Cooking with science may sound intimidating. But at Cook’s Illustrated it doesn’t refer to cooking sous vide or creating foams and powders. Instead, it means taking advantage of the scientific principles inherent in traditional, everyday cooking. Very often, this means unlocking the hidden powers of the most familiar ingredients in your pantry.
It all started with salt.
In the very first year of this magazine, we discovered that soaking your Thanksgiving turkey in a salt brine not only seasoned it more deeply but also caused the bird to retain more moisture as it cooked, so it ended up more tender. It was a revelatory discovery. (Though, amusingly, we boast in that article about testing 30 turkeys to make this discovery; these days, 30 turkeys would just be the beginning of our testing.)

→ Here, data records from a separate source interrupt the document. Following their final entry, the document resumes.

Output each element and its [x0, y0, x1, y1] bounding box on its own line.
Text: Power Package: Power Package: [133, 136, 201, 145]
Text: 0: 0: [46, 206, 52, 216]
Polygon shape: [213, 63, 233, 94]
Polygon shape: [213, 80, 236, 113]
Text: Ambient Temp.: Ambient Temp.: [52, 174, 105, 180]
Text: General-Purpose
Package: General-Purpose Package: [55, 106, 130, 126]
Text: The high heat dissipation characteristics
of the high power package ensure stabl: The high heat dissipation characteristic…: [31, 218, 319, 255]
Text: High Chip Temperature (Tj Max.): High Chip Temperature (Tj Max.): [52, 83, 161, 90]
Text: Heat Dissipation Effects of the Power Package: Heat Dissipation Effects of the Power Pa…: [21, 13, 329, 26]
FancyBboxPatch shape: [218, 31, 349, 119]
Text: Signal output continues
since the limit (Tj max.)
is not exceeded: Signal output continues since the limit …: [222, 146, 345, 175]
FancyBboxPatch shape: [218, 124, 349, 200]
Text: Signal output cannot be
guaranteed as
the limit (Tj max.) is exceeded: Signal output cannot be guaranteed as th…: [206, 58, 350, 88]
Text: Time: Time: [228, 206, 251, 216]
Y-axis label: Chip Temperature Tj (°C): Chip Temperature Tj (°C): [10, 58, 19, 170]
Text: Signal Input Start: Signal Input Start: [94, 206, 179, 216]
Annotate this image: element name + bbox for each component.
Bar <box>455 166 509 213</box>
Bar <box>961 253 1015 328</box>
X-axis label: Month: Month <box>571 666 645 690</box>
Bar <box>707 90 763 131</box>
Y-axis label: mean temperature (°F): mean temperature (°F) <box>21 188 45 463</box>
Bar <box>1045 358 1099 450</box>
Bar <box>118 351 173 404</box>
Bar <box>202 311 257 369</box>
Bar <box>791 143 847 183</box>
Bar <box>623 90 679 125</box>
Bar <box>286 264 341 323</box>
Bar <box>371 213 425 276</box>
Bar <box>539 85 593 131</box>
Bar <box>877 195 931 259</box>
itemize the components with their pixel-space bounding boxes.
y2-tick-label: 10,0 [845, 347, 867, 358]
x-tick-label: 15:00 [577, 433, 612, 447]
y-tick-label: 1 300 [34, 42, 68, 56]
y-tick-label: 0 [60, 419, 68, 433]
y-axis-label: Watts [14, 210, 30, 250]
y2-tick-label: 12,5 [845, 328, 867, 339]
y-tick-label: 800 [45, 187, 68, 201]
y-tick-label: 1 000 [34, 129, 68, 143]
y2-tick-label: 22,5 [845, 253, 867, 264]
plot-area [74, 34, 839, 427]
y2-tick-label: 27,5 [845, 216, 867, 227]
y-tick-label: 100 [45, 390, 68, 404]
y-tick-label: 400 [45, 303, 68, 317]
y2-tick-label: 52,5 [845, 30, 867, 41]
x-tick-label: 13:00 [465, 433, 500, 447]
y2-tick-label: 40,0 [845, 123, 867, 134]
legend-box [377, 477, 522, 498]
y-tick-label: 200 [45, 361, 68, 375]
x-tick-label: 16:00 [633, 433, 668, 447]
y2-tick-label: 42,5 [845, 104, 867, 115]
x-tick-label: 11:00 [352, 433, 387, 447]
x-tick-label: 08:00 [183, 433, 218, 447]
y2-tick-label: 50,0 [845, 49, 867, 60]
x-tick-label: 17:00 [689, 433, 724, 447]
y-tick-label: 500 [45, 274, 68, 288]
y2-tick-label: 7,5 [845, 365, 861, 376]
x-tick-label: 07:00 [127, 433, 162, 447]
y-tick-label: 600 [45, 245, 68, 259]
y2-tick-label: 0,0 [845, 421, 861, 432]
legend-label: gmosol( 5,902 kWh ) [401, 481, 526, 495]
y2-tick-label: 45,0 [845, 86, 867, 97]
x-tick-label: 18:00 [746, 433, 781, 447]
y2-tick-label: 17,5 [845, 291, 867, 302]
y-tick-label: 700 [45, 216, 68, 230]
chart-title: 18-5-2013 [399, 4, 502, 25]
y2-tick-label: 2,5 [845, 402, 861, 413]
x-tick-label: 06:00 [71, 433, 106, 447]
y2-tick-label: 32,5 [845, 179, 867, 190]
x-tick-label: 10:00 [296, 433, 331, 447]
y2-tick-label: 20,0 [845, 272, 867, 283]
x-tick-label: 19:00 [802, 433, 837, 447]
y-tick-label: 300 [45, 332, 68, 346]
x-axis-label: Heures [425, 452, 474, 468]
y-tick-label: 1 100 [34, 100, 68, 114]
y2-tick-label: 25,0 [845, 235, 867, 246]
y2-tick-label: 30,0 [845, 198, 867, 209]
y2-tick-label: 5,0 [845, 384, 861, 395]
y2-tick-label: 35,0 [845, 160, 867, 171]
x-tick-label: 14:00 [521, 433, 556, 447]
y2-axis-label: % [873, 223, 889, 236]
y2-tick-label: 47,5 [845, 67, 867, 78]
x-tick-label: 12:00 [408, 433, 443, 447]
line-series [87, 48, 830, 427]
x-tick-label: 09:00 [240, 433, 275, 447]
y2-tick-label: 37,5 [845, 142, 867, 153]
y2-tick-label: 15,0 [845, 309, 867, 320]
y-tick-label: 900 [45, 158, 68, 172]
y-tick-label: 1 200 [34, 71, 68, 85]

For 22 years since then, we’ve been exploring the simple magic of familiar ingredients. It continues in the issue you’re holding now. Our goal for the Beef Stir-Fry with Bell Peppers and Black Pepper Sauce, for example, was to mimic the ultratender texture of stir-fried beef you find in high end Chinese restaurants. We ran through test after test trying to duplicate it, but in the end we discovered that the secret was just a bit of good old baking soda. Simply put, a quick bath with a little baking soda makes the meat more alkaline (as opposed to acidic). This in turn causes certain enzymes in the meat, called calpains, to become more active and cut the meat’s muscle fibers. As the meat’s fibers break down, its texture softens. And since the meat’s looser consistency retains water better, it’s less likely to contract and expel moisture when heated.
Yet another ordinary ingredient (though this one may be farther toward the back of your pantry) that has hidden culinary virtues: Molasses, it turns out, contains large compounds called malanoidins that, among other things, cause the oil-and-water emulsion of a vinaigrette to last not just for hours but for days.
We don’t deny the appeal of complex cooking, nor are we immune to the joys of technology. We use food processors, microwaves, stand mixers, and all the modern machines with pleasure and with appreciation of the way they can make culinary tasks faster and easier.
But very often, the key to a great, foolproof recipe is in a familiar box or jar in your pantry. Come along with us as we continue to explore the everyday magic that is cooking with science.